OK, now, what do you think of the witnesses who knowingly and maliciously provided false testimony to the legislature, which ultimately was used to decide to not replace the bridge? Oh, by the way, the bridge that collapsed in this thought experiment would have been the first bridge to be replaced.
There are several things that Lawrence Torcello did not say. He did not say that “scientists who don’t believe in catastrophic man-made global warming should be put in prison.” But James Dellingpole claims that Torcello said that. James Dellingpole needs to apologize to Professor Torcello for that.
Eric Owens of the Daily Caller said that Torcello “wants to send people who disagree with him about global warming to jail.” Professor Torcello did not say that.

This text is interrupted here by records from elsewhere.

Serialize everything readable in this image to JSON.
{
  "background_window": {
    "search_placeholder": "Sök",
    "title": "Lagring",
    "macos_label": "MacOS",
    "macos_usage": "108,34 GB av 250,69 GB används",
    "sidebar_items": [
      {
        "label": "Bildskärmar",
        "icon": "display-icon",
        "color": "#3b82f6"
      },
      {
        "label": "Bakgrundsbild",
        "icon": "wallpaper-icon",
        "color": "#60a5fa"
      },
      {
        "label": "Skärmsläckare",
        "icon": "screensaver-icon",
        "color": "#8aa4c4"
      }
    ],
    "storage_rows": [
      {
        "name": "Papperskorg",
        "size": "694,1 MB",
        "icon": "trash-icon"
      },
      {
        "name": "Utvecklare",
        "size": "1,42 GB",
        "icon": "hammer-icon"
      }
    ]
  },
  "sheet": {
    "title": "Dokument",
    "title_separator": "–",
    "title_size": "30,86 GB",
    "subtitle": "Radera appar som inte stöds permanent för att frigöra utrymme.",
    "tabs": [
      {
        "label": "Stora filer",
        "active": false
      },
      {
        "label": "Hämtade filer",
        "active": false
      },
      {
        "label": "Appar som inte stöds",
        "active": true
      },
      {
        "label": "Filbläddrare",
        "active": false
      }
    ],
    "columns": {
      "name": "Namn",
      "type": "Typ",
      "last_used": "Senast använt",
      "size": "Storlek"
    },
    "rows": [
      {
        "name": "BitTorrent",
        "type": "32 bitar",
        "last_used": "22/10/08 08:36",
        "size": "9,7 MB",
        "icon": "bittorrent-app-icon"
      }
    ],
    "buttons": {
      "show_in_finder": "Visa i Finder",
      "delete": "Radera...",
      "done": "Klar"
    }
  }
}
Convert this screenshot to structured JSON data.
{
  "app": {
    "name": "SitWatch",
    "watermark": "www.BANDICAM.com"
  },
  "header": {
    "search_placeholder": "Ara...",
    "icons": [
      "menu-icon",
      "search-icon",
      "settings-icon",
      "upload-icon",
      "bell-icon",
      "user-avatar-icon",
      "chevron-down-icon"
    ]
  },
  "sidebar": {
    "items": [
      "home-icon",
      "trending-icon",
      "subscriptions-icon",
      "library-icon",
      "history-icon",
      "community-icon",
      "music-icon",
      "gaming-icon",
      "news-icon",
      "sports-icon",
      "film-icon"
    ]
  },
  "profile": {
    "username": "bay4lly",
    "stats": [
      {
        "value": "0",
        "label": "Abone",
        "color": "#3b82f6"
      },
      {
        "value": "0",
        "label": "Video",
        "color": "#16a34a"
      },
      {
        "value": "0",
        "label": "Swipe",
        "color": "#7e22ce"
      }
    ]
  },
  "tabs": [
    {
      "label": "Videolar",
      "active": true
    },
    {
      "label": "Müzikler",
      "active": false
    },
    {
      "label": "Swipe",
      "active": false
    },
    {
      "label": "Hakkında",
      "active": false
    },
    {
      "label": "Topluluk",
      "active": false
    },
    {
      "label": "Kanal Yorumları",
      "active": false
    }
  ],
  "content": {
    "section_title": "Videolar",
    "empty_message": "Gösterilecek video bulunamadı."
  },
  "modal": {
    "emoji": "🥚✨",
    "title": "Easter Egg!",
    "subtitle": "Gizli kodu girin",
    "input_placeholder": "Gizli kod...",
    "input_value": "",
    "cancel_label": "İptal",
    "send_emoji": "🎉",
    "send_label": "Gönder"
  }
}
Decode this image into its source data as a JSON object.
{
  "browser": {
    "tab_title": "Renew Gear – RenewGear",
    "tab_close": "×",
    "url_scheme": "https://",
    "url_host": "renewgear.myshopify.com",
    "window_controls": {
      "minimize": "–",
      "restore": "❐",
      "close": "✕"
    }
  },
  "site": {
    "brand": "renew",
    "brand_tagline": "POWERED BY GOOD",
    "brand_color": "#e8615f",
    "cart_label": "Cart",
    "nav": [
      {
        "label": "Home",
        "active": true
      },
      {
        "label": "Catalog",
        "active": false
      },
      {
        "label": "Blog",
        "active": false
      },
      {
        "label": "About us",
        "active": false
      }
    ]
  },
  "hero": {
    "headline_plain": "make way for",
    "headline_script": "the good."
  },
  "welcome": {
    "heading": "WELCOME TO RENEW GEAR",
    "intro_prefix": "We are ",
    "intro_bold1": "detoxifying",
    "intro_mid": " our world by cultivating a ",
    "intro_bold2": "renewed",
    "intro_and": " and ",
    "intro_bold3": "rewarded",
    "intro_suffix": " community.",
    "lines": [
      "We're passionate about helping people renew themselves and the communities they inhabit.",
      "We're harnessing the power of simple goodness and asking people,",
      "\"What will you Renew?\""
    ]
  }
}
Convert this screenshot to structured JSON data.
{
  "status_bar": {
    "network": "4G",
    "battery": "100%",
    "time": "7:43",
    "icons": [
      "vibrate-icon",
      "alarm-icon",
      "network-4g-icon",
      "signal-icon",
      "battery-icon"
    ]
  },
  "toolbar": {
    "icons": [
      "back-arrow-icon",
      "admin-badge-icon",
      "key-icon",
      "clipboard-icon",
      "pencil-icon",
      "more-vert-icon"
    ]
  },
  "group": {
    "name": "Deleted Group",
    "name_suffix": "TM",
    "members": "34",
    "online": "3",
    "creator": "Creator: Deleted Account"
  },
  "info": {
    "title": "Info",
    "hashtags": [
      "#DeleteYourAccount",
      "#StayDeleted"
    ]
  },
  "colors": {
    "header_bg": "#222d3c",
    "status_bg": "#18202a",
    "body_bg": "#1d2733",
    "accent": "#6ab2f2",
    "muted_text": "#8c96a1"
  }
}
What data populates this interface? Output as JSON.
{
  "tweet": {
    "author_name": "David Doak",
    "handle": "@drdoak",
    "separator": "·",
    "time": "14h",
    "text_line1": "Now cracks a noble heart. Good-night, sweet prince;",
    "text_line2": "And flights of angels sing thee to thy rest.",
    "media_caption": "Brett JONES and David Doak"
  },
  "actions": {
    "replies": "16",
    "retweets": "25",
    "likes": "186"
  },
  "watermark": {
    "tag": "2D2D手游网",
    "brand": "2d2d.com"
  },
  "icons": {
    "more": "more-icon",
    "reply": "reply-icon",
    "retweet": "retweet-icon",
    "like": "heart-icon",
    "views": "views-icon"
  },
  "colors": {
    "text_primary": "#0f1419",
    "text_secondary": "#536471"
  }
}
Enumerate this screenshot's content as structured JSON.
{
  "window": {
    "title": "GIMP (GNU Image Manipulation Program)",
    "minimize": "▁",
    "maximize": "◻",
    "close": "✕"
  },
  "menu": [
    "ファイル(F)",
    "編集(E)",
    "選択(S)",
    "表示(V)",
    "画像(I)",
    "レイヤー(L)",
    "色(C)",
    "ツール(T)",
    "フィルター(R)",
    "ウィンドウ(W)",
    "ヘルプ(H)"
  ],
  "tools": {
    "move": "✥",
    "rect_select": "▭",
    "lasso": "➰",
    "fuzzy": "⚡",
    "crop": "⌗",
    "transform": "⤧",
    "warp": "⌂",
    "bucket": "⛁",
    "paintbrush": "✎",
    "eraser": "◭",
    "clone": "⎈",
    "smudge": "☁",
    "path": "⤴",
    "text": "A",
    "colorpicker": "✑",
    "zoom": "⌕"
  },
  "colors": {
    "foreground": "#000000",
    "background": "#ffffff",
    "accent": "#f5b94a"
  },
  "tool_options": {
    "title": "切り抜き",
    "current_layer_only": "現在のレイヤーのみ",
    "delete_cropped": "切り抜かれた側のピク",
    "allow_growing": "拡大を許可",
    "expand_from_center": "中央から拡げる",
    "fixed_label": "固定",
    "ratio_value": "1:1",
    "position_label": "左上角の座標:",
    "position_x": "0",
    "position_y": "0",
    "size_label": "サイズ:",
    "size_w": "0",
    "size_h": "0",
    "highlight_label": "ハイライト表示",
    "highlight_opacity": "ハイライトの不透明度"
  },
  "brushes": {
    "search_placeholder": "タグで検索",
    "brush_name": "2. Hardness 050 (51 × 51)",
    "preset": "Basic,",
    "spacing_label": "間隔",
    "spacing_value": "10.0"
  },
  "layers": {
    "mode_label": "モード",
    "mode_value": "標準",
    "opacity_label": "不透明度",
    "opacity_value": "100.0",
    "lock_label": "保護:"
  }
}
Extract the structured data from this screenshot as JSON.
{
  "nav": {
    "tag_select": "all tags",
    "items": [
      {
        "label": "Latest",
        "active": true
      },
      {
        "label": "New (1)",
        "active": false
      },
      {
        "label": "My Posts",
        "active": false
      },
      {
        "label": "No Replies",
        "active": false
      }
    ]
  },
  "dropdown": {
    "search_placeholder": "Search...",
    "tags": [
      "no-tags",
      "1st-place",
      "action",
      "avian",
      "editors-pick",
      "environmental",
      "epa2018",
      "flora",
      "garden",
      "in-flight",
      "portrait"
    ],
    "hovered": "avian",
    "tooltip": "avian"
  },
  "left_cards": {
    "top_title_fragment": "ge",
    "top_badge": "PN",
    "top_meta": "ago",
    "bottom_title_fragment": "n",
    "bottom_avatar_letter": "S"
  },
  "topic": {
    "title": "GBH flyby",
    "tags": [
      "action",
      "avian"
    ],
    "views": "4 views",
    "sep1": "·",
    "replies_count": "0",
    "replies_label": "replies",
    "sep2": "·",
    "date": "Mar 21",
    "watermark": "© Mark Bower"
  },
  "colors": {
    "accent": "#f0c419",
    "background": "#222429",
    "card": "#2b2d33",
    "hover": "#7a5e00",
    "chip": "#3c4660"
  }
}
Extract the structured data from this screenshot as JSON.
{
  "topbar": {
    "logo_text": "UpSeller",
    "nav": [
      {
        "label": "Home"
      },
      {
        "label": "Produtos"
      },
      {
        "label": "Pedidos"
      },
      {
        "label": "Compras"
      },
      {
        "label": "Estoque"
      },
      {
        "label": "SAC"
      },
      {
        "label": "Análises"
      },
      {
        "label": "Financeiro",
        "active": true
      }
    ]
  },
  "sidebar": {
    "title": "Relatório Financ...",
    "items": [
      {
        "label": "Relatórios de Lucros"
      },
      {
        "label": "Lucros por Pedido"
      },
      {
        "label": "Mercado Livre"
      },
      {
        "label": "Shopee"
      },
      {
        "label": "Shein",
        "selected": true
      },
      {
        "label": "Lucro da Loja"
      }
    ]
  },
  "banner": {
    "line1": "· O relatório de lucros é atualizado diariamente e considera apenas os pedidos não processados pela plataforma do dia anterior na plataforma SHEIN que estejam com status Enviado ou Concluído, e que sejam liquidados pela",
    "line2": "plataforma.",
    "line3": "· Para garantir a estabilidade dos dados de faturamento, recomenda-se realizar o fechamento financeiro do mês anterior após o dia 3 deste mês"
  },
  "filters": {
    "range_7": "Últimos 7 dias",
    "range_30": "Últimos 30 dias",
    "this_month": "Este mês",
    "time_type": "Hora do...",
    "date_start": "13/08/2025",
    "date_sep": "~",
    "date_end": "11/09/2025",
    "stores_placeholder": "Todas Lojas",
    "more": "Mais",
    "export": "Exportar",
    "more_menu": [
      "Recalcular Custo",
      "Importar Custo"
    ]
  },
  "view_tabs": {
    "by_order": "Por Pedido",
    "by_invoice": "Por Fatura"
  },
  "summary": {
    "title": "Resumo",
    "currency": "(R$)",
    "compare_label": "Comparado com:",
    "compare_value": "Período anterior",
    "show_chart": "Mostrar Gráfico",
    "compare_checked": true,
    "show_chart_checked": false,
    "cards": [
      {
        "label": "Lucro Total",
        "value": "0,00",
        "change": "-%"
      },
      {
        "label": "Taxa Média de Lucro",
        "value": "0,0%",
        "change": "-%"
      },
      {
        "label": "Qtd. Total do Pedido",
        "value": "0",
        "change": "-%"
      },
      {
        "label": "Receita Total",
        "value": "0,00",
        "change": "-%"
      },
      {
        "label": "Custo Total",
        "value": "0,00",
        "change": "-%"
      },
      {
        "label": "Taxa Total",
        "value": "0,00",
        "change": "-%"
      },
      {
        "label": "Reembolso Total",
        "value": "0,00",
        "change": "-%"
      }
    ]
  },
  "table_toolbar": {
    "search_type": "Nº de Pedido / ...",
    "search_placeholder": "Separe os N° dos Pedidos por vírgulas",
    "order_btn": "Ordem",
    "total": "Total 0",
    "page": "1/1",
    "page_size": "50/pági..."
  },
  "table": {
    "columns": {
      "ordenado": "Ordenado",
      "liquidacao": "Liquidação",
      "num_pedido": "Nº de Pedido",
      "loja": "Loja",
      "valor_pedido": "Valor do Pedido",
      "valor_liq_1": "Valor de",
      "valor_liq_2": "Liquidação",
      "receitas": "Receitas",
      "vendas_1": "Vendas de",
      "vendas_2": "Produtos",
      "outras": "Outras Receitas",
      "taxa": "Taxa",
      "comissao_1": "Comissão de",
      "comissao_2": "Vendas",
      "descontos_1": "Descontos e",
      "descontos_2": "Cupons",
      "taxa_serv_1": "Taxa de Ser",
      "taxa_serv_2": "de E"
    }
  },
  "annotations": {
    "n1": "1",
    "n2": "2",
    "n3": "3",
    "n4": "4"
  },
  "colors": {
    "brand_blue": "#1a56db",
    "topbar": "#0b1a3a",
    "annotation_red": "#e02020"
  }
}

Eric Owens owes the professor an apology.
Infowars.com and The Drudge repeated that Professor Torcello “called for the incarceration of any American who actively disagrees that climate change is solely caused by human activity.” He didn’t. More apologies owed.
These quotes (and their documentation) come from a piece by Graham Readfearn, which you can read HERE. Readfearn’s post also describes the kind and amount of harassment Professor Torcello has received since he revealed his idea that people who intentionally cause harm should be held responsible. (See also A corollary to Godwin’s law: the “law of genocidal intentions” by Ugo Bardi.)
The bridge analogy is very straight forward and if that really happened it would be hard to argue against very seriously looking into the industry representatives’ actions. The L’Aquila earthquake is a much less clear situation used by Torcello to make the point. Had there been bought and paid for expert testimony assuring everyone that filling cracks in buildings with some sort of cement like filler would suffice to keep everyone safe from earthquakes, from representatives of the crack-filling-compound industry, that case would be more like the bridge-thought-experiment. How does climate change fit into this?
Significantly changing the chemistry and physics of the atmosphere through burning fossil fuels makes a lot of people a lot of money. But it is also similar to lighting a fire under a pot of tap water on your stove. Once the CO2 is in the atmosphere it starts the multi-decade (and longer) process of changing the climate in ways that will undoubtedly have important negative effects, including sea level rise, changes in atmospheric circulation, and so on. People are going to die, economies are likely to collapse. It is a very bad situation.
Willfully misrepresenting the realities of climate change for personal gain (financial or not) is a nefarious act. I’m not sure if it is technically a criminal act, but maybe it should be. This is overall very tricky stuff. Lawrence Torcello has raised the question, as a philosopher interested in this problem. The result of his raising the question has lead to severe harassment and a spate of public misrepresentation of what he has said. In other words, a scholar has pointed out that there may be serious issues of legal responsibility related to attempts to do something about the fire we’ve lit under the pot, and the response to that has been to try very hard to make him shut up.
Climate change science denialists are not honest brokers. And that’s the nicest thing that comes to mind that I can say about them at this moment.